Example 1: (y – 60)° and (y + 100)° are the measures of two supplementary angles. Find the measure of each angle.

Solution: In order to find the measure of each angle, we will find the value of ‘y’. 

We know that the sum of two supplementary angles is 180°.

So,

\(\left ( y – 60 \right )^{ \circ }+\left( y+100 \right)^{\circ }=180^{\circ }\)

\(y-60+y+100=180\)      [Rewrite addition equation]

\(2y+40=180\)                     [Combine like terms]

\(2y=140\)                             [Subtract 40 from both sides]

\(y=70\)                                 [Divide by 2 on both sides]

Hence, the value of y is 70°.

Now substitute the value of y in the each expression in the problem:

\(\left( y-60 \right)^{\circ } = \left( 70 – 60 \right)^{\circ }\)

\(= 10^{\circ }\) and 

\(\left( y + 100 \right)^{\circ } = \left( 70 + 100 \right)^{\circ }\)

\(= 170^{\circ }\)

So, the two angle measures are 10° and 170°.

Example 2: Find the value of x.

Solution:

From the given diagram, we can say that both the angles are supplementary to each other so their sum will give 180°.

So, 

\(\left( x-40 \right)^{\circ } – 3x^{\circ } = 180^{\circ }\)

\(4x – 40 = 180 \)                [Simplify]

\(4x = 220 \)                      [Add 40 on both sides]

\(x = 55\)                          [Divide by 4 on both sides]

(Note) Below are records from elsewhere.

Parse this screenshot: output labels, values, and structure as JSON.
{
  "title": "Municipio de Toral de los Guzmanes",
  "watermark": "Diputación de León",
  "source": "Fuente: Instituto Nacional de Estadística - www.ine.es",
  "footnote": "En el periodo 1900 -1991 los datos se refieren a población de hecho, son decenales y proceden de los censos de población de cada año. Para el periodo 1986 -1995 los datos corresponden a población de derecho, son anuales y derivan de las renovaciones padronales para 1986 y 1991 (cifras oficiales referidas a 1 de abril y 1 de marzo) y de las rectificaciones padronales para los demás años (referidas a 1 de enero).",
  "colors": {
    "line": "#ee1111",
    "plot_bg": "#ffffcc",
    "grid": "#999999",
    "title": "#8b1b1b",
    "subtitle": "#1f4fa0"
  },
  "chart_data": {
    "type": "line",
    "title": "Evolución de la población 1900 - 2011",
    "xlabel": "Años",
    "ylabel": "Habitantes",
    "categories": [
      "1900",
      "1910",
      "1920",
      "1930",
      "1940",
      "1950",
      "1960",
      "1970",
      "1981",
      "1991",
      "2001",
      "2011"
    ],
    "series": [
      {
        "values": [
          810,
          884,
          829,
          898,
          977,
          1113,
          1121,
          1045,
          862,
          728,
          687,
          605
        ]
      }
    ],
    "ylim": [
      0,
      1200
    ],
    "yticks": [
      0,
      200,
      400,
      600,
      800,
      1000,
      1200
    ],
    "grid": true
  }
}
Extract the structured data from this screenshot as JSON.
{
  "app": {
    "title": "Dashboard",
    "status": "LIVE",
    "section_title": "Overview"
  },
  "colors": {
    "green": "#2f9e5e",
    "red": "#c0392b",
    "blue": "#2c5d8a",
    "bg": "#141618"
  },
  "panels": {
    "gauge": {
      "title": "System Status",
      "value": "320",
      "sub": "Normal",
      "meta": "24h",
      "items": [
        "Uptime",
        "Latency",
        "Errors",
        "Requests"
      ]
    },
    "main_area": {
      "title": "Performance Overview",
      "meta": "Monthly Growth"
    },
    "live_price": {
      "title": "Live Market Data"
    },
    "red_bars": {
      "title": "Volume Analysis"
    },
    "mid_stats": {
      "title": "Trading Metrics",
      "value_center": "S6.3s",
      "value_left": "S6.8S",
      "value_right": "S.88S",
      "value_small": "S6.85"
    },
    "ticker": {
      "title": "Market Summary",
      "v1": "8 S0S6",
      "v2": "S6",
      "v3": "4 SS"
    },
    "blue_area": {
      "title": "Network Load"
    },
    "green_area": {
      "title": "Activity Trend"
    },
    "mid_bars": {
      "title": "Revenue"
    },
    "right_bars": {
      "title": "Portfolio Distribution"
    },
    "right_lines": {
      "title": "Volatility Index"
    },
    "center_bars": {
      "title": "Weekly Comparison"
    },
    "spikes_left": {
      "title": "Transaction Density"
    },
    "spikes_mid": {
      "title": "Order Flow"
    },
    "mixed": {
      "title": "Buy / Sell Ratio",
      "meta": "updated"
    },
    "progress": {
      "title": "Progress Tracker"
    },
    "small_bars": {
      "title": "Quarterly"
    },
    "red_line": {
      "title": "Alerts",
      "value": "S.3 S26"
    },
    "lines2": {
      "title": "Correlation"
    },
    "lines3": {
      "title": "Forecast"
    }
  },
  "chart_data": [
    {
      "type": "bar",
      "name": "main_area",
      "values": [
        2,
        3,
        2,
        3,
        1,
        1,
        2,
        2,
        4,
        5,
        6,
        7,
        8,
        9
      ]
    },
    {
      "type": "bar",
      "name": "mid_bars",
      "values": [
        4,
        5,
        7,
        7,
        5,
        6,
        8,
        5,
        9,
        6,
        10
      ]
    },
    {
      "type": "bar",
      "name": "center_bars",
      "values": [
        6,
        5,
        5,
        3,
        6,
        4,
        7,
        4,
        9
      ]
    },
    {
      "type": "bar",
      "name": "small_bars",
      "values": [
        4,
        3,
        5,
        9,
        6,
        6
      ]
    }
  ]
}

Hence, the value of x is 55°.

Example 3: Which of the following pair of angles is not supplementary?

Solution:

We know that the sum of supplementary angles is 180°. Now, we will check whether the pair of angles provided in the problem are supplementary angles.

For the first pair, the angles 123° and 57° add up to give 180°. Hence, this pair of angles are supplementary.

For the second pair, the angles 72° and 118° add up to give 190° so the two angles are not supplementary angles.

Thus, the second pair of angles are not supplementary.